What else is important
When we listen to music or speech, our brain first perceives the flow of the speech, the prosody or melody. This includes duration, pitch of the tones, intensity, dynamics and emphasis. Only then, a structured and analytical processing of what we hear takes place.
Since the prosodic elements of language are, so to speak, superordinate to or prior to the linguistic ones, musical language promotion should first concentrate on these elements. Good early musical education addresses this in passing, because it ensures that music is grasped holistically. It would be detrimental to introduce an instrument first or even to start learning notes.

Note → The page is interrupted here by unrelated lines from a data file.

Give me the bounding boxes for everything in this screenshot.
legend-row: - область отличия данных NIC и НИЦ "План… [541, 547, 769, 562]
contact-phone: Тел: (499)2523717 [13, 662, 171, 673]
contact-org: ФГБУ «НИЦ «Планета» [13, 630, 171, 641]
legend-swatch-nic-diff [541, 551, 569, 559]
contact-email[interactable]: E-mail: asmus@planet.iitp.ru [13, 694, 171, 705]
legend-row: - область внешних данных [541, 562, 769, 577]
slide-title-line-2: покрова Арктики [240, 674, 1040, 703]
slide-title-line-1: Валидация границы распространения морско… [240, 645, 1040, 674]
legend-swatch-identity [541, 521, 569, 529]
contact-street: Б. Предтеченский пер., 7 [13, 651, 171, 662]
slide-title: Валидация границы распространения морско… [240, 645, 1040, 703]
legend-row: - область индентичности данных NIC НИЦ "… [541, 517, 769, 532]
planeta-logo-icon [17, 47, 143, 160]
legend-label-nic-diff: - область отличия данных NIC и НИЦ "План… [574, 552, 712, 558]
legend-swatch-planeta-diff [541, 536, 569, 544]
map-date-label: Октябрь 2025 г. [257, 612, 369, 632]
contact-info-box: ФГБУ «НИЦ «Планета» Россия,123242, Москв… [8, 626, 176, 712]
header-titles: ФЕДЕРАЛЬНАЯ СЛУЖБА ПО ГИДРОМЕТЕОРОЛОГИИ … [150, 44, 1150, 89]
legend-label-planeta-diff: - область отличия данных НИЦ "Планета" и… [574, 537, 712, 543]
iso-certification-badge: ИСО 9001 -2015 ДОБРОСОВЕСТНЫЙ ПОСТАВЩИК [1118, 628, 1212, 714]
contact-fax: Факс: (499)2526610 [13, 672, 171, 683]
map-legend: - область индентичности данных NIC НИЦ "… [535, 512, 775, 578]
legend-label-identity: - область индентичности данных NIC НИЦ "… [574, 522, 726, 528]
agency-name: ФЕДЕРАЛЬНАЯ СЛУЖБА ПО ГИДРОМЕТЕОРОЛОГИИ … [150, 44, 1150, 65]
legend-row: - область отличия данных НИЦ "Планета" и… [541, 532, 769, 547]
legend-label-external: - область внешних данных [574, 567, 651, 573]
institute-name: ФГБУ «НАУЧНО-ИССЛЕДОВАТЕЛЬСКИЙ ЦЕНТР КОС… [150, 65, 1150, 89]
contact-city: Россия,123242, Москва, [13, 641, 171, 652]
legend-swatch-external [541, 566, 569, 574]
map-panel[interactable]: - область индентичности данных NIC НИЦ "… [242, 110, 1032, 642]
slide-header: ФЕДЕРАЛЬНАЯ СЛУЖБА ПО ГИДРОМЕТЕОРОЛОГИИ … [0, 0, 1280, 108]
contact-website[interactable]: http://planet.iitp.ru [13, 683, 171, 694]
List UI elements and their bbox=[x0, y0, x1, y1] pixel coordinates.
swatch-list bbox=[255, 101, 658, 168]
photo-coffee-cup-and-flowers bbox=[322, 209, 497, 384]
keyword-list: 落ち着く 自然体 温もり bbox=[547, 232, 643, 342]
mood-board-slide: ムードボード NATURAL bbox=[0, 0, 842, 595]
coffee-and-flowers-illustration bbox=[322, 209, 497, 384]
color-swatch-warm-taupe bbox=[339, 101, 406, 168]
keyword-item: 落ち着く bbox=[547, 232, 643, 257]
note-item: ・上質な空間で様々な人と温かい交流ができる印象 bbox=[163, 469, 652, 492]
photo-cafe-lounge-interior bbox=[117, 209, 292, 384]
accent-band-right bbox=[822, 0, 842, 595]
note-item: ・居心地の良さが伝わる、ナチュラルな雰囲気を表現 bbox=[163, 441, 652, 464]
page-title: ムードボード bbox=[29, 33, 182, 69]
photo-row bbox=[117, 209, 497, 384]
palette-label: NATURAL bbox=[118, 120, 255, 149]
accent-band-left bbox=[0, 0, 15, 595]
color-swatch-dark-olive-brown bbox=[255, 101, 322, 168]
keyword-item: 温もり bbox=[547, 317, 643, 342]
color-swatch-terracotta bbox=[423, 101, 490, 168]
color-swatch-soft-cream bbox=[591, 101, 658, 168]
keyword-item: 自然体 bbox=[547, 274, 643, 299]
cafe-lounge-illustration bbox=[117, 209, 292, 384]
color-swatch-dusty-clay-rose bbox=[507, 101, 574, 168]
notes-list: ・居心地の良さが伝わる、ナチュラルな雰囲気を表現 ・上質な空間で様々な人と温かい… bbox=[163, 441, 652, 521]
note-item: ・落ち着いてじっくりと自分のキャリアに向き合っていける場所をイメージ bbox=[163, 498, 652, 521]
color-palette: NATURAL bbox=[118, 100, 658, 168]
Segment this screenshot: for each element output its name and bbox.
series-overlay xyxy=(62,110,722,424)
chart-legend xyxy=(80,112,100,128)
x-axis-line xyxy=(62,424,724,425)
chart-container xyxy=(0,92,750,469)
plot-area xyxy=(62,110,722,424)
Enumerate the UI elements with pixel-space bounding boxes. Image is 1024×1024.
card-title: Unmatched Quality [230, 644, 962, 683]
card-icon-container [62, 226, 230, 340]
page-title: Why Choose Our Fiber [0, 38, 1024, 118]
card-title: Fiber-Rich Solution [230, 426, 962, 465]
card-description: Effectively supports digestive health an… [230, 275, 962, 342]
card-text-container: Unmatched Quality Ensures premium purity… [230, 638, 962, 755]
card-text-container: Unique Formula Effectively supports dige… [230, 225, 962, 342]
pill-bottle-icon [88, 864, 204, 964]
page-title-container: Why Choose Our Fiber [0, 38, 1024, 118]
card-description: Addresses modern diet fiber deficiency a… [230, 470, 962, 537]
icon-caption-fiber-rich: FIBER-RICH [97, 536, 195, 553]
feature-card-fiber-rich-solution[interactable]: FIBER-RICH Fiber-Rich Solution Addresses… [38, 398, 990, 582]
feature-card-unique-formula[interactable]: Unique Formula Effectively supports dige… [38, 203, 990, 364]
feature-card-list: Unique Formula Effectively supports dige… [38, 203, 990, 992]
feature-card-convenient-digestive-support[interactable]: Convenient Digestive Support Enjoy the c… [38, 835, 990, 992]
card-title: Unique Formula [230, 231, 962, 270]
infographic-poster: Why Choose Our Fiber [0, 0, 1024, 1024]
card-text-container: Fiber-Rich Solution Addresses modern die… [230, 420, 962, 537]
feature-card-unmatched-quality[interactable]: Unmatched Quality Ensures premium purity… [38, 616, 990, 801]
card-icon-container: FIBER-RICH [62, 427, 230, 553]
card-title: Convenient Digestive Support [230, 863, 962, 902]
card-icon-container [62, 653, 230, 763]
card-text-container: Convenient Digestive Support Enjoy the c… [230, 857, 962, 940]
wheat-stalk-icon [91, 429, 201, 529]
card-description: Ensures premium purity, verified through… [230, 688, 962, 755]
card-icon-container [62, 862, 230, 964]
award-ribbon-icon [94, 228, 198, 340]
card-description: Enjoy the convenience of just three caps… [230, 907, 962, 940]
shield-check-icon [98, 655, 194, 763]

Important in terms of language promotion, on the other hand, are first:
- Singing and listening to songs, tones, syllables and melodies – with pleasure with playful experiments like different accentuations
- Listening to and expressing different pitches
- Discovering different musical styles
- Experiencing music sometimes fast, sometimes slow, sometimes loud, sometimes soft
- playfully experimenting with rhythms
- perceiving harmonies and dissonances
- Making stories sound
- Painting to music
- Movement to music
Only later should the second, linguistic level be musically promoted, for example, through the learning of notes.
Last but not least, I would like to emphasize once again at this point: Every human being is musical. Just as we learn to speak as a matter of course, we can make music as a matter of course. The similarities between linguistic and musical development clearly demonstrate it.